Saturday, August 22, 2020

8/22 From 1980: J-Hay Day; Game Stories; HBD Chris & Drew

  • 1982 - Charley Feeney of the Post Gazette wrote “Two bloops by the Pirates and one blooper by the Dodgers in the 14th inning capped a 4-3 win for the Bucs at Three Rivers Stadium.” The bloops were by Mike Easler and Dale Berra and the blooper made by LA’s Pedro Guerrero, who let Berra’s dink to get past him, allowing The Hit Man to score the winning run. Easler had three hits while Berra and Jason Thompson had two apiece. Don Robinson, who worked out of a bases-loaded, one-out jam in the top of the 14th (LA stranded 13 runners), got the win. He followed Rick Rhoden, Enrique Romo, Rod Scurry and Kent Tekulve in a game that stretched over four hours to finish.

Drew Hutchison - photo Dave Arrigo/Pirates

  • 1990 - RHP Drew Hutchison was born in Lakeland, Florida. Drew was the return for Francisco Liriano plus minor leaguers Reese McGuire and Harold Ramirez in a 2016 contract-dump deadline deal with Toronto. He got into six games that year with no decisions and a 5.56 ERA, spent 2017 at AAA Indianapolis and then was DFA’ed at the end of the year. He’s bounced around since and now playing indie ball.
  • 1990 - RHP Chris Stratton was born in Tupelo, Mississippi. A first round pick of the Giants in 2010, he went 15-14/4.63 for SF from 2016-18, then was traded to the Angels. He was beat up there, DFA’ed, and purchased by the Pirates who were thin in pitching after a rash of injuries.
  • 1998 - 45,082 fans jammed TRS to see Mark McGwire and weren’t disappointed; he got a big cheer when he stepped to the plate and an ovation when he sent a Francisco Cordoba offering 477’ for his 52nd homer, the first NL player to hit that mark since George Foster in 1977. With that out of the way, the Bucs rolled to their sixth straight win by a 14-4 count. Jason Kendall (three runs, two RBI) and Tony Womack (two runs, one RBI) had three hits while Kevin Young chased home four runners to pace the attack. Cordoba lasted six frames, giving up three long balls, but had plenty enough support for the win.
  • 2007 - The Bucs bashed six homers (Nate McLouth - 2, Freddy Sanchez, Xavier Nady, Jason Bay, Jack Wilson) to bang out an 11-2 decision over the Colorado Rockies at Coors Field. Sanchez had four hits and three RBI to plow the road for Tom Gorzelanny’s win.
  • 2014 - Josh Harrison had a career high five RBI, all coming with two outs, to lead the Bucs to an 8-3 win over the Milwaukee Brewers at Miller Park. He had a double and homer while Andrew McCutchen added another moon shot. Jeff Locke went six innings for the win; he gave up just two hits though he walked an unsightly six batters. The Pirate staff gave up eight free passes, while recording just one strikeout.

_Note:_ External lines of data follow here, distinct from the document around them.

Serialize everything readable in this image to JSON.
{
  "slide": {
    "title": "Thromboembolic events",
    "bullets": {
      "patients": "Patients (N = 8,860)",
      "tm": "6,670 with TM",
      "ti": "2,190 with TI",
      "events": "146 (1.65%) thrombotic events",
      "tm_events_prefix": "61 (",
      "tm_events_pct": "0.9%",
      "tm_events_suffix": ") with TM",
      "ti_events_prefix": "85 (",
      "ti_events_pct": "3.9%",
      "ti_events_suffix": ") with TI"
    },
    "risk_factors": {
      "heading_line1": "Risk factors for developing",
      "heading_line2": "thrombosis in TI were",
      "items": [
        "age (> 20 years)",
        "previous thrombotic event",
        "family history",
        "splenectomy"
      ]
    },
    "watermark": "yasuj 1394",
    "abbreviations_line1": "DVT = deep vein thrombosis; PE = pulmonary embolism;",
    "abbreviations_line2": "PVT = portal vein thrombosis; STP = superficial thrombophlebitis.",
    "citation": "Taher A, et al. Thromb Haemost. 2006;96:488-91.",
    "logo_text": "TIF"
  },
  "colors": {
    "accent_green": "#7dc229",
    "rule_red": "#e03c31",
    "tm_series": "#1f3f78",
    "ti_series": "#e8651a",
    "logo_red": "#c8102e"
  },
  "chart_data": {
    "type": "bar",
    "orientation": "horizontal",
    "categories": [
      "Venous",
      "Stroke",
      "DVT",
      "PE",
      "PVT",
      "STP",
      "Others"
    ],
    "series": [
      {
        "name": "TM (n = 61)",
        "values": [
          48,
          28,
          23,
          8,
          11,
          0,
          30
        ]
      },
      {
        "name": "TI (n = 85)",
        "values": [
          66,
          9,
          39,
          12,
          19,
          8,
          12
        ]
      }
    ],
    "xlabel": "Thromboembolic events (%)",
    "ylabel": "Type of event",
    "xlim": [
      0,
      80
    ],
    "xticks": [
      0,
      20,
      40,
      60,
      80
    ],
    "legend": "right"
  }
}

Josh Harrison - 2014 Topps Update
  • 2015 - In front of a sold-out house at PNC Park, the Pirates took a 3-2 decision from the SF Giants in dramatic fashion. Gerrit Cole gave up a run on a walk, stolen base, error and broken bat single; Joakim Soria gave up the game-tying run on a walk that came around on a two-out wild pitch. The Pirates scored when Jung-Ho Kang homered off Mike Leake and then off Hunter Strickland. George Kontos struck out the first two batters in the ninth, then Starling Marte ripped the Bucs third homer on a first pitch cutter to walk off with the win, claimed by Mark Melancon, who tossed a six-pitch ninth. The Pirates had just four hits, and thanks to a couple of caught stealings, left no runners on base. Kang became the third South Korean-born ballplayer with a multi-homer game, joining Hee-Seop Choi and Shin-Soo Choo.